Noble offered a few examples of how to respectfully ask the question and allow the responder to decline to answer:
- “Is it OK if I ask where you’re from?”
- “May I know what country or ethnicity your name is from?”
- “May I ask what your racial/ethnic background is?”
On the other side of the coin, if you want to prepare your child for how to deal with questions of this variety, start with a discussion explaining why people ask about it in the first place, Noble said.
“Helping a child understand that people have expectations about how people should look and that these expectations are usually very limited and based on oversimplified ideas of race and phenotype is important,” she told HuffPost. “Discussions about racism and even how melanin works are not too advanced!”
There are simple, age-appropriate ways to do this, including reading books that celebrate differences and delve into issues of race. (Noble recommends “Our Skin: A First Conversation About Race.”)
As for how to respond to the “What are you?” query, children and parents should work together on a response that feels good to them in advance.
“They can simply list their racial and ethnic background ― ‘I’m Japanese, Korean and White,’ for instance ― since that’s the most honest, authentic answer,” she said.

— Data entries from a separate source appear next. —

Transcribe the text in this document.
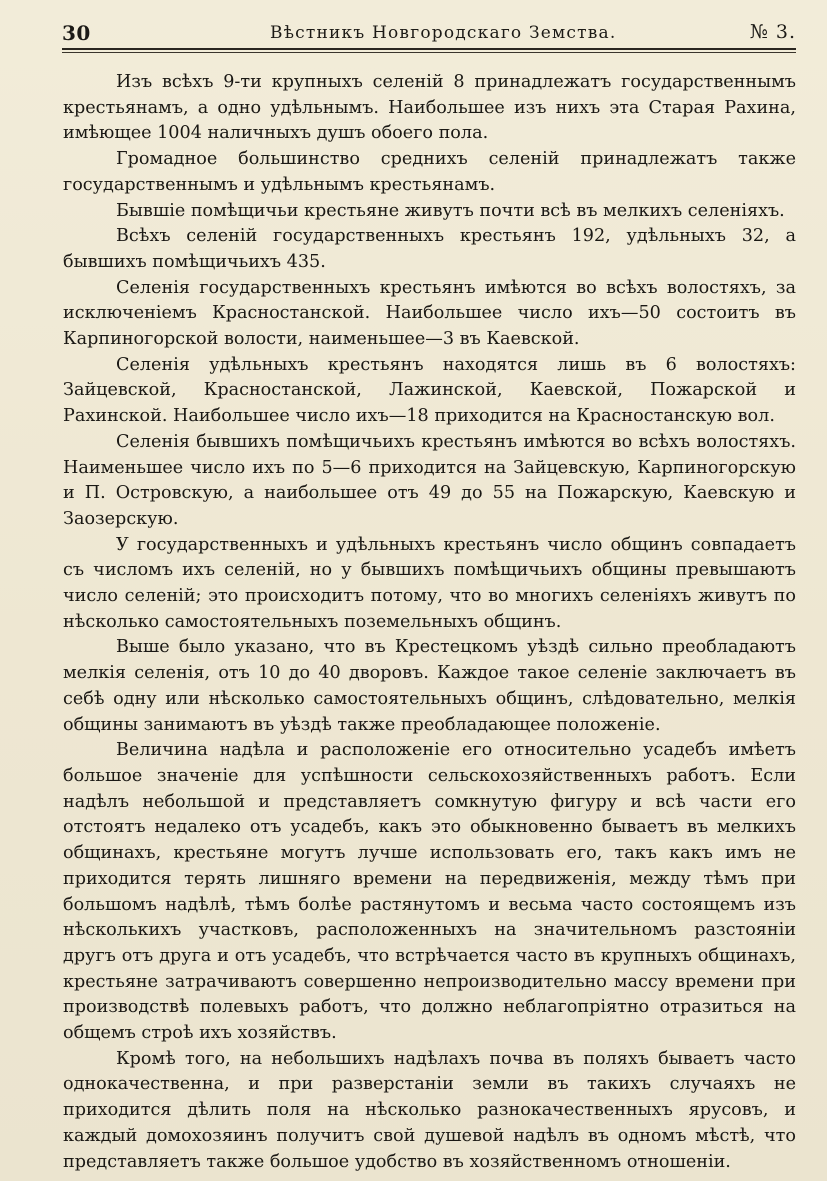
30	Вѣстникъ Новгородскаго Земства.	№ 3.

Изъ всѣхъ 9-ти крупныхъ селеній 8 принадлежатъ государственнымъ крестьянамъ, а одно удѣльнымъ. Наибольшее изъ нихъ эта Старая Рахина, имѣющее 1004 наличныхъ душъ обоего пола.

Громадное большинство среднихъ селеній принадлежатъ также государственнымъ и удѣльнымъ крестьянамъ.

Бывшіе помѣщичьи крестьяне живутъ почти всѣ въ мелкихъ селеніяхъ.

Всѣхъ селеній государственныхъ крестьянъ 192, удѣльныхъ 32, а бывшихъ помѣщичьихъ 435.

Селенія государственныхъ крестьянъ имѣются во всѣхъ волостяхъ, за исключеніемъ Красностанской. Наибольшее число ихъ—50 состоитъ въ Карпиногорской волости, наименьшее—3 въ Каевской.

Селенія удѣльныхъ крестьянъ находятся лишь въ 6 волостяхъ: Зайцевской, Красностанской, Лажинской, Каевской, Пожарской и Рахинской. Наибольшее число ихъ—18 приходится на Красностанскую вол.

Селенія бывшихъ помѣщичьихъ крестьянъ имѣются во всѣхъ волостяхъ. Наименьшее число ихъ по 5—6 приходится на Зайцевскую, Карпиногорскую и П. Островскую, а наибольшее отъ 49 до 55 на Пожарскую, Каевскую и Заозерскую.

У государственныхъ и удѣльныхъ крестьянъ число общинъ совпадаетъ съ числомъ ихъ селеній, но у бывшихъ помѣщичьихъ общины превышаютъ число селеній; это происходитъ потому, что во многихъ селеніяхъ живутъ по нѣсколько самостоятельныхъ поземельныхъ общинъ.

Выше было указано, что въ Крестецкомъ уѣздѣ сильно преобладаютъ мелкія селенія, отъ 10 до 40 дворовъ. Каждое такое селеніе заключаетъ въ себѣ одну или нѣсколько самостоятельныхъ общинъ, слѣдовательно, мелкія общины занимаютъ въ уѣздѣ также преобладающее положеніе.

Величина надѣла и расположеніе его относительно усадебъ имѣетъ большое значеніе для успѣшности сельскохозяйственныхъ работъ. Если надѣлъ небольшой и представляетъ сомкнутую фигуру и всѣ части его отстоятъ недалеко отъ усадебъ, какъ это обыкновенно бываетъ въ мелкихъ общинахъ, крестьяне могутъ лучше использовать его, такъ какъ имъ не приходится терять лишняго времени на передвиженія, между тѣмъ при большомъ надѣлѣ, тѣмъ болѣе растянутомъ и весьма часто состоящемъ изъ нѣсколькихъ участковъ, расположенныхъ на значительномъ разстояніи другъ отъ друга и отъ усадебъ, что встрѣчается часто въ крупныхъ общинахъ, крестьяне затрачиваютъ совершенно непроизводительно массу времени при производствѣ полевыхъ работъ, что должно неблагопріятно отразиться на общемъ строѣ ихъ хозяйствъ.

Кромѣ того, на небольшихъ надѣлахъ почва въ поляхъ бываетъ часто однокачественна, и при разверстаніи земли въ такихъ случаяхъ не приходится дѣлить поля на нѣсколько разнокачественныхъ ярусовъ, и каждый домохозяинъ получитъ свой душевой надѣлъ въ одномъ мѣстѣ, что представляетъ также большое удобство въ хозяйственномъ отношеніи.
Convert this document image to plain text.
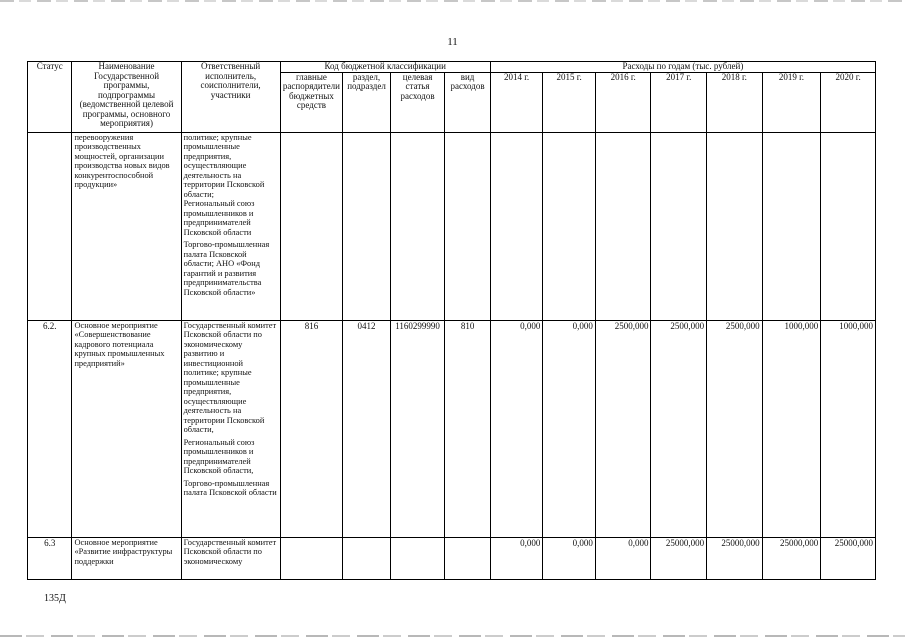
11
Статус	Наименование Государственной программы, подпрограммы (ведомственной целевой программы, основного мероприятия)	Ответственный исполнитель, соисполнители, участники	Код бюджетной классификации				Расходы по годам (тыс. рублей)						
			главные распорядители бюджетных средств	раздел, подраздел	целевая статья расходов	вид расходов	2014 г.	2015 г.	2016 г.	2017 г.	2018 г.	2019 г.	2020 г.
	перевооружения производственных мощностей, организации производства новых видов конкурентоспособной продукции»	политике; крупные промышленные предприятия, осуществляющие деятельность на территории Псковской области;
Региональный союз промышленников и предпринимателей Псковской области
Торгово-промышленная палата Псковской области; АНО «Фонд гарантий и развития предпринимательства Псковской области»											

6.2.	Основное мероприятие «Совершенствование кадрового потенциала крупных промышленных предприятий»	Государственный комитет Псковской области по экономическому развитию и инвестиционной политике; крупные промышленные предприятия, осуществляющие деятельность на территории Псковской области,
Региональный союз промышленников и предпринимателей Псковской области,
Торгово-промышленная палата Псковской области	816	0412	1160299990	810	0,000	0,000	2500,000	2500,000	2500,000	1000,000	1000,000
6.3	Основное мероприятие «Развитие инфраструктуры поддержки	Государственный комитет Псковской области по экономическому					0,000	0,000	0,000	25000,000	25000,000	25000,000	25000,000
135Д
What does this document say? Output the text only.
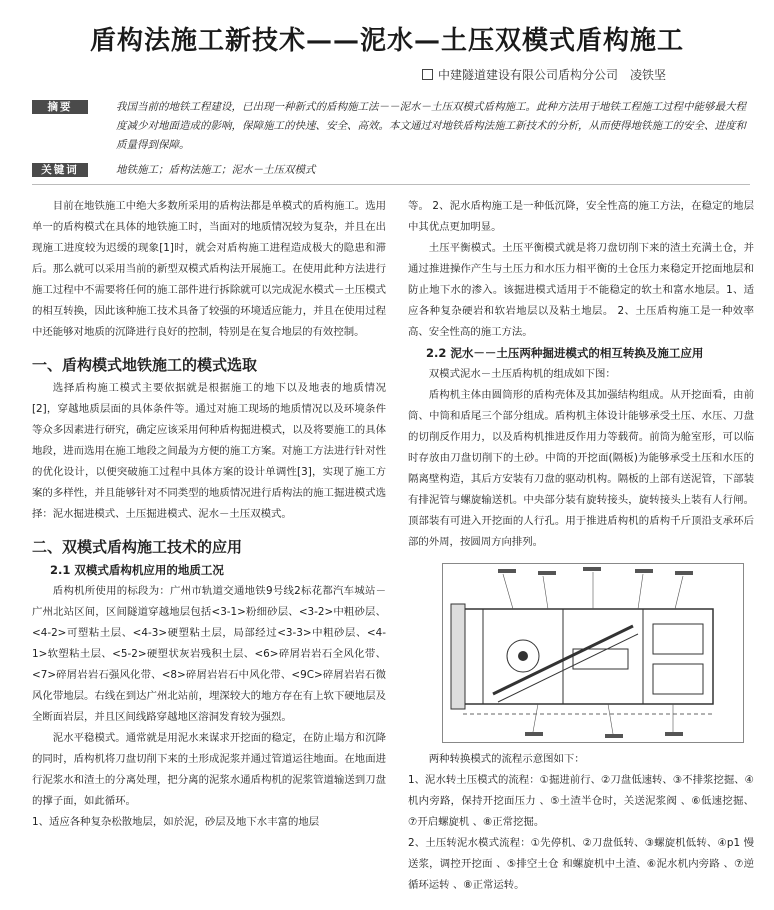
盾构法施工新技术——泥水—土压双模式盾构施工
中建隧道建设有限公司盾构分公司　凌铁坚
摘要	我国当前的地铁工程建设，已出现一种新式的盾构施工法－－泥水－土压双模式盾构施工。此种方法用于地铁工程施工过程中能够最大程度减少对地面造成的影响，保障施工的快速、安全、高效。本文通过对地铁盾构法施工新技术的分析，从而使得地铁施工的安全、进度和质量得到保障。
关键词	地铁施工；盾构法施工；泥水－土压双模式

目前在地铁施工中绝大多数所采用的盾构法都是单模式的盾构施工。选用单一的盾构模式在具体的地铁施工时，当面对的地质情况较为复杂，并且在出现施工进度较为迟缓的现象[1]时，就会对盾构施工进程造成极大的隐患和滞后。那么就可以采用当前的新型双模式盾构法开展施工。在使用此种方法进行施工过程中不需要将任何的施工部件进行拆除就可以完成泥水模式－土压模式的相互转换，因此该种施工技术具备了较强的环境适应能力，并且在使用过程中还能够对地质的沉降进行良好的控制，特别是在复合地层的有效控制。

一、盾构模式地铁施工的模式选取

选择盾构施工模式主要依据就是根据施工的地下以及地表的地质情况[2]，穿越地质层面的具体条件等。通过对施工现场的地质情况以及环境条件等众多因素进行研究，确定应该采用何种盾构掘进模式，以及将要施工的具体地段，进而选用在施工地段之间最为方便的施工方案。对施工方法进行针对性的优化设计，以便突破施工过程中具体方案的设计单调性[3]，实现了施工方案的多样性，并且能够针对不同类型的地质情况进行盾构法的施工掘进模式选择：泥水掘进模式、土压掘进模式、泥水－土压双模式。

二、双模式盾构施工技术的应用
2.1 双模式盾构机应用的地质工况

盾构机所使用的标段为：广州市轨道交通地铁9号线2标花都汽车城站－广州北站区间，区间隧道穿越地层包括<3-1>粉细砂层、<3-2>中粗砂层、<4-2>可塑粘土层、<4-3>硬塑粘土层，局部经过<3-3>中粗砂层、<4-1>软塑粘土层、<5-2>硬塑状灰岩残积土层、<6>碎屑岩岩石全风化带、<7>碎屑岩岩石强风化带、<8>碎屑岩岩石中风化带、<9C>碎屑岩岩石微风化带地层。右线在到达广州北站前，埋深较大的地方存在有上软下硬地层及全断面岩层，并且区间线路穿越地区溶洞发育较为强烈。

泥水平稳模式。通常就是用泥水来谋求开挖面的稳定，在防止塌方和沉降的同时，盾构机将刀盘切削下来的土形成泥浆并通过管道运往地面。在地面进行泥浆水和渣土的分离处理，把分离的泥浆水通盾构机的泥浆管道输送到刀盘的撑子面，如此循环。

1、适应各种复杂松散地层，如於泥，砂层及地下水丰富的地层

等。 2、泥水盾构施工是一种低沉降，安全性高的施工方法，在稳定的地层中其优点更加明显。

土压平衡模式。土压平衡模式就是将刀盘切削下来的渣土充满土仓，并通过推进操作产生与土压力和水压力相平衡的土仓压力来稳定开挖面地层和防止地下水的渗入。该掘进模式适用于不能稳定的软土和富水地层。1、适应各种复杂硬岩和软岩地层以及粘土地层。 2、土压盾构施工是一种效率高、安全性高的施工方法。

2.2 泥水－－土压两种掘进模式的相互转换及施工应用

双模式泥水－土压盾构机的组成如下图：

盾构机主体由圆筒形的盾构壳体及其加强结构组成。从开挖面看，由前筒、中筒和盾尾三个部分组成。盾构机主体设计能够承受土压、水压、刀盘的切削反作用力，以及盾构机推进反作用力等载荷。前筒为舱室形，可以临时存放由刀盘切削下的土砂。中筒的开挖面(隔板)为能够承受土压和水压的隔离壁构造，其后方安装有刀盘的驱动机构。隔板的上部有送泥管，下部装有排泥管与螺旋输送机。中央部分装有旋转接头，旋转接头上装有人行闸。顶部装有可进入开挖面的人行孔。用于推进盾构机的盾构千斤顶沿支承环后部的外周，按圆周方向排列。

两种转换模式的流程示意图如下：

1、泥水转土压模式的流程：①掘进前行、②刀盘低速转、③不排浆挖掘、④机内旁路，保持开挖面压力 、⑤土渣半仓时，关送泥浆阀 、⑥低速挖掘、 ⑦开启螺旋机 、⑧正常挖掘。

2、土压转泥水模式流程：①先停机、②刀盘低转、③螺旋机低转、④p1 慢送浆，调控开挖面 、⑤排空土仓 和螺旋机中土渣、⑥泥水机内旁路 、⑦逆循环运转 、⑧正常运转。
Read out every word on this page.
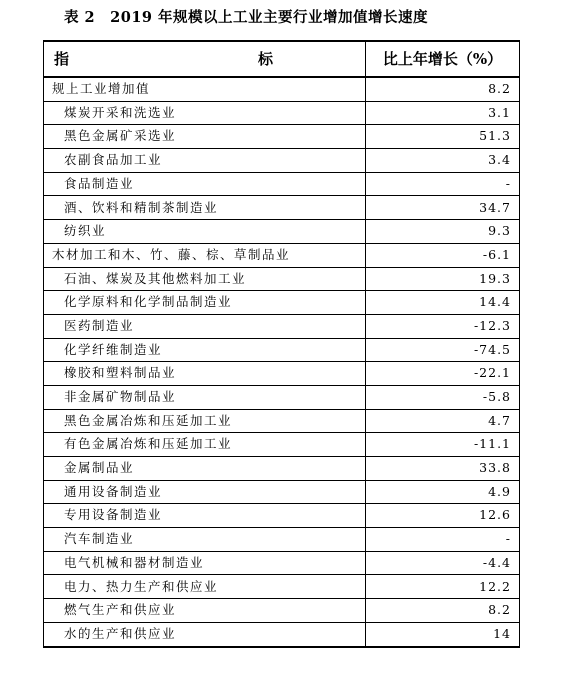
表 2　2019 年规模以上工业主要行业增加值增长速度
指　　　标	比上年增长（%）
规上工业增加值	8.2
煤炭开采和洗选业	3.1
黑色金属矿采选业	51.3
农副食品加工业	3.4
食品制造业	-
酒、饮料和精制茶制造业	34.7
纺织业	9.3
木材加工和木、竹、藤、棕、草制品业	-6.1
石油、煤炭及其他燃料加工业	19.3
化学原料和化学制品制造业	14.4
医药制造业	-12.3
化学纤维制造业	-74.5
橡胶和塑料制品业	-22.1
非金属矿物制品业	-5.8
黑色金属冶炼和压延加工业	4.7
有色金属冶炼和压延加工业	-11.1
金属制品业	33.8
通用设备制造业	4.9
专用设备制造业	12.6
汽车制造业	-
电气机械和器材制造业	-4.4
电力、热力生产和供应业	12.2
燃气生产和供应业	8.2
水的生产和供应业	14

For the “Where are you from?” question, again, simple answers are best.
“‘I am from Oregon and I’m American, but my ethnicity is Mexican’ would allow the child to answer where they are from honestly, but also correct the asker by adding their race/ethnicity,” Noble said.
Kids can also use humor and snark as a way to protect against any questioning from peers that feels intrusive or invalidating.
“Mixed-race kids can answer ‘I’m amazing’ if someone asks ‘What are you?’ or they can practice returning the same question to the asker,” Noble said.
And of course, kids, like adults, should feel empowered to decide not to answer these questions.
“Helping a child realize that they can refuse to answer, especially if the asker has hostile intentions, is definitely helpful,” she said.